Mitte des Monats, erst kurz vor Auslaufen des Abkommens zur Ausfuhr ukrainischen Getreides über das Schwarze Meer, haben sich Russland und die Ukraine auf eine Verlängerung geeinigt. "Solange Putin und jemand Vergleichbares in Moskau an der Macht ist, ist das Schwarze Meer nicht sicher", sagte Özdemir. Es sei jetzt wichtig, dass jemand die Führung in der Frage alternativer Exportrouten übernehme. "Ich erwarte von der EU-Kommission, dass sie sich dieses Themas annimmt, es zur Chefsache erklärt", forderte Özdemir.

Russland hatte nach dem Überfall auf die Ukraine am 24. Februar vergangenes Jahr die Getreideexporte des Nachbarlandes blockiert. Beide Länder lieferten vor dem Krieg fast ein Viertel der Getreideexporte weltweit.
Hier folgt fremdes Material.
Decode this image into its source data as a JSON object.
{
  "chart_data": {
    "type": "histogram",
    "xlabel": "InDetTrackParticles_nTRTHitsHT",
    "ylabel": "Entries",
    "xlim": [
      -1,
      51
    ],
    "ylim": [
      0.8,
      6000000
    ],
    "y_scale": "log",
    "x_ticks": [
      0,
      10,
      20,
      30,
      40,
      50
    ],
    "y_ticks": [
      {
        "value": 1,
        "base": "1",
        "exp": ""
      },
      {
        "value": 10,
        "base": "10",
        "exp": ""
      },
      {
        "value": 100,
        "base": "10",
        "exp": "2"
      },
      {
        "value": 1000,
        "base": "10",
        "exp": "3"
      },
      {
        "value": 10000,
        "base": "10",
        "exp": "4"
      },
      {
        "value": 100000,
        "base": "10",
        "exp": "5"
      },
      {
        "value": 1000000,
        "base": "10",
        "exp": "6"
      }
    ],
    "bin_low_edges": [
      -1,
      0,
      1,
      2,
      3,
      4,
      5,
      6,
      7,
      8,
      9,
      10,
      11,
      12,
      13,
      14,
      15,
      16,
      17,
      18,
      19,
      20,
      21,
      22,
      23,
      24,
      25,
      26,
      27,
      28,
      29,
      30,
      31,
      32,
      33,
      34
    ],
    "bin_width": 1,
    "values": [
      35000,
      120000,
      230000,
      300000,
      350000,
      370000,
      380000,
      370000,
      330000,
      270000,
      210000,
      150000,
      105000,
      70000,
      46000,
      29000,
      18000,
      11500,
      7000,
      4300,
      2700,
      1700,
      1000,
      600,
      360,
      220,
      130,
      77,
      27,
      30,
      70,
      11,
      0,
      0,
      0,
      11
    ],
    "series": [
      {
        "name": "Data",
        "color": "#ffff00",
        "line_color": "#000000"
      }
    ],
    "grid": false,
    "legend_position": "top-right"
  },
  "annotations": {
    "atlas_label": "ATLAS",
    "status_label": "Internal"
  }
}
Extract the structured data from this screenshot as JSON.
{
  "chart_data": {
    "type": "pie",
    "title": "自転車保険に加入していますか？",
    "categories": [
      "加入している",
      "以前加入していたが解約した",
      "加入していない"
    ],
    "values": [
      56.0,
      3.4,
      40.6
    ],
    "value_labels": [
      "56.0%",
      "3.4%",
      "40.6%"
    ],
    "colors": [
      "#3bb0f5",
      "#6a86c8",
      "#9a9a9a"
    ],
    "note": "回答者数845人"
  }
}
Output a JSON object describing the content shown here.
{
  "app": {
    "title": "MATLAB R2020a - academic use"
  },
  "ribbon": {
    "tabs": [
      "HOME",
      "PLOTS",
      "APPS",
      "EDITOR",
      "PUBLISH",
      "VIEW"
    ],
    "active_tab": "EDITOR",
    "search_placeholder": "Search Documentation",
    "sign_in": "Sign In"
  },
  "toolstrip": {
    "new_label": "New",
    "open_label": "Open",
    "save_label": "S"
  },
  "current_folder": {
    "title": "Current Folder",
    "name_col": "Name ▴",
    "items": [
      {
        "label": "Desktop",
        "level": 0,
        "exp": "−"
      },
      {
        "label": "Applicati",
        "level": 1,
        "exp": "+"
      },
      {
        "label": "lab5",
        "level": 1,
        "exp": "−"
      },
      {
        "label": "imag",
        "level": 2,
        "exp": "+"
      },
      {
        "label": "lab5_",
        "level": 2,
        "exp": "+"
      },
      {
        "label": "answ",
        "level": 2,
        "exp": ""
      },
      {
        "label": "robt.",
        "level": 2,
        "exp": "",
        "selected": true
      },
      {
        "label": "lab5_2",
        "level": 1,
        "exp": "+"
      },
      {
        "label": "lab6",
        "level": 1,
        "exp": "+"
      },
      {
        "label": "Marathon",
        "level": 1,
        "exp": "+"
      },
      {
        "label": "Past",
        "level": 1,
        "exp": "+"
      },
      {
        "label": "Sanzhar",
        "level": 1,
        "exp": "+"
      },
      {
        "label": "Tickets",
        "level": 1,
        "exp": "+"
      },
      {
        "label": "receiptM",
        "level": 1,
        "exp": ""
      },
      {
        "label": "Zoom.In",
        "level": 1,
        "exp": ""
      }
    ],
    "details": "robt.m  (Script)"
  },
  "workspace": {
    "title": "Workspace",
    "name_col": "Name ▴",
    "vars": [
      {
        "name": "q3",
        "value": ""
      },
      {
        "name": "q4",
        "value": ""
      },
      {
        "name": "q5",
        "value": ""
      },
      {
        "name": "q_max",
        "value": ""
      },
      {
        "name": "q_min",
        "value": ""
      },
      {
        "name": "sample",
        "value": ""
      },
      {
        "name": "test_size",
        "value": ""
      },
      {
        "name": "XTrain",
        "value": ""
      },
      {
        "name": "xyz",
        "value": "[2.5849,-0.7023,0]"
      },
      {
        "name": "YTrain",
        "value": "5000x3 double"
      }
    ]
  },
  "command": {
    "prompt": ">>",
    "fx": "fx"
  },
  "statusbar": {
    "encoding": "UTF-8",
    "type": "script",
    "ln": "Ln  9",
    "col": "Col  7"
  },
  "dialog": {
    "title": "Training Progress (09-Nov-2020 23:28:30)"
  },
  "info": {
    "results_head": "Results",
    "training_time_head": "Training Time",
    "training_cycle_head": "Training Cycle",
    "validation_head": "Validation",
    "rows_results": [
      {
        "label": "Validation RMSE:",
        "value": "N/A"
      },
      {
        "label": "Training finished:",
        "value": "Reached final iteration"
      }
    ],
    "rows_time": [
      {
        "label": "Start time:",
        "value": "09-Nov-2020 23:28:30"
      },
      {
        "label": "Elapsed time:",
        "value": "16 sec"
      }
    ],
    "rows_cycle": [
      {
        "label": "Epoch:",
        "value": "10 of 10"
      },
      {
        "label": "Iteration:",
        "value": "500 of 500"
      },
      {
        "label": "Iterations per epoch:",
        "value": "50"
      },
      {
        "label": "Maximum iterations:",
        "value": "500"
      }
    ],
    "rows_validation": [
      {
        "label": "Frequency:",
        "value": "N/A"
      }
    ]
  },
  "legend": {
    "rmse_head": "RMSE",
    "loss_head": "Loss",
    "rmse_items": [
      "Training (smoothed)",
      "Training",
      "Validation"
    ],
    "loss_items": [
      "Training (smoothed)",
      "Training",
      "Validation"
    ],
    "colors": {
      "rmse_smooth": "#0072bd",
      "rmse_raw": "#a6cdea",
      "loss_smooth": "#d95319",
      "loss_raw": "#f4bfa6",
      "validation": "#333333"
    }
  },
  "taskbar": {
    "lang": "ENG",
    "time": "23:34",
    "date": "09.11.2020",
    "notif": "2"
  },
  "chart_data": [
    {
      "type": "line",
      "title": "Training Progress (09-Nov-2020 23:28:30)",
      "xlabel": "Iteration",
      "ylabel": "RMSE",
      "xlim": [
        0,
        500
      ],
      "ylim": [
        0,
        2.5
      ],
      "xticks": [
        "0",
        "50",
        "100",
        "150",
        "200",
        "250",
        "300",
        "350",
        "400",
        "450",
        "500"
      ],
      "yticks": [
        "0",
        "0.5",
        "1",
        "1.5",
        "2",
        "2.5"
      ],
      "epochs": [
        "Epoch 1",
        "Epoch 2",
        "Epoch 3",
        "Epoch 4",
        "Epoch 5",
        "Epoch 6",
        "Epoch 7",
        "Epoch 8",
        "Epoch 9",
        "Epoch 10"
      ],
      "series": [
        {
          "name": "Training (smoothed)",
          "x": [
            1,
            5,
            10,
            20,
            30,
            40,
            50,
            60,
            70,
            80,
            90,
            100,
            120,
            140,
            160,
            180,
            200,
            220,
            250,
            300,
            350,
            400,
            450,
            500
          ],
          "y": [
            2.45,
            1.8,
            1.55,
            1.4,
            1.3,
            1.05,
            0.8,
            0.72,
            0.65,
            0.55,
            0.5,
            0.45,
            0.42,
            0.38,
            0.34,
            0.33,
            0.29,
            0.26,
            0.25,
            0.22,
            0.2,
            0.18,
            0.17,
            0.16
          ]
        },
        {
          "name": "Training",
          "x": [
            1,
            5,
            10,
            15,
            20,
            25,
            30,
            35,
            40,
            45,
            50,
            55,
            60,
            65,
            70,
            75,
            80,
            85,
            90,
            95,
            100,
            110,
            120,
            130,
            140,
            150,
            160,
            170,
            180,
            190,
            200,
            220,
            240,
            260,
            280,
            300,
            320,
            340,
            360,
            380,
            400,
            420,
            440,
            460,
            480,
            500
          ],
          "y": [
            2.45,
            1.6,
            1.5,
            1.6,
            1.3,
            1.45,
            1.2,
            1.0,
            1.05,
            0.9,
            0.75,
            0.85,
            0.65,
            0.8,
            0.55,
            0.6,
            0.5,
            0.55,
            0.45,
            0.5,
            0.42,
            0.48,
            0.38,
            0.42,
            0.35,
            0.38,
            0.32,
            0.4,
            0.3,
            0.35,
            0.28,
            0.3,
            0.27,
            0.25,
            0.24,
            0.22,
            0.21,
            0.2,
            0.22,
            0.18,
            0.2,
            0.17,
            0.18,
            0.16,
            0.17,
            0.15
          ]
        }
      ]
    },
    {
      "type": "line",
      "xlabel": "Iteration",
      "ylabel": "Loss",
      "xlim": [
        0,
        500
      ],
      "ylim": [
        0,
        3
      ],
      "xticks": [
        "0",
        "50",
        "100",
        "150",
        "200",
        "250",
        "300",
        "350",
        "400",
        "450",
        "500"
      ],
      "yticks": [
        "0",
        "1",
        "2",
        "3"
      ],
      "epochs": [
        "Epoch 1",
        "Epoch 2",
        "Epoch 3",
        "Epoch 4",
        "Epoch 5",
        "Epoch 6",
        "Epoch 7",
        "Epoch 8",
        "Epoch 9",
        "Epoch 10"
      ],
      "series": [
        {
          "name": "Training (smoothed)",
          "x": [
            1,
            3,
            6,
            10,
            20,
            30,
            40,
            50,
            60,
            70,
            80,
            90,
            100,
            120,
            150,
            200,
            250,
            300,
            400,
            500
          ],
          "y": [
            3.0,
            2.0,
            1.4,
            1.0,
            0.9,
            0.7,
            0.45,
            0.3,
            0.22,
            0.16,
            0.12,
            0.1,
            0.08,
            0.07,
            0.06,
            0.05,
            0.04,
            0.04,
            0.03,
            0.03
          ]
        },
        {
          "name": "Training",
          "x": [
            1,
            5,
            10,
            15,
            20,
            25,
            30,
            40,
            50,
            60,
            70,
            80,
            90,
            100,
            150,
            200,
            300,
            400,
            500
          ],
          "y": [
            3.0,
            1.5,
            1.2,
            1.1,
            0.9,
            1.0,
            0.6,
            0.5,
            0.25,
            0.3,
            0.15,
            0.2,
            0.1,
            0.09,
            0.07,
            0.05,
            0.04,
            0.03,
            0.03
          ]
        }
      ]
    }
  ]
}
Die Schwarzmeer-Getreide-Initiative kam im Juli 2022 zustande.

Sie wurde von den Vereinten Nationen und der Türkei vermittelt und erlaubt kontrollierte Getreideausfuhren aus den Schwarzmeerhäfen Odessa, Tschornomorsk und Piwdennyj (Juschny). Als Reaktion auf die Blockade des Schwarzen Meers hatte die EU auch den Ausbau von alternativen Handelsrouten vorangetrieben.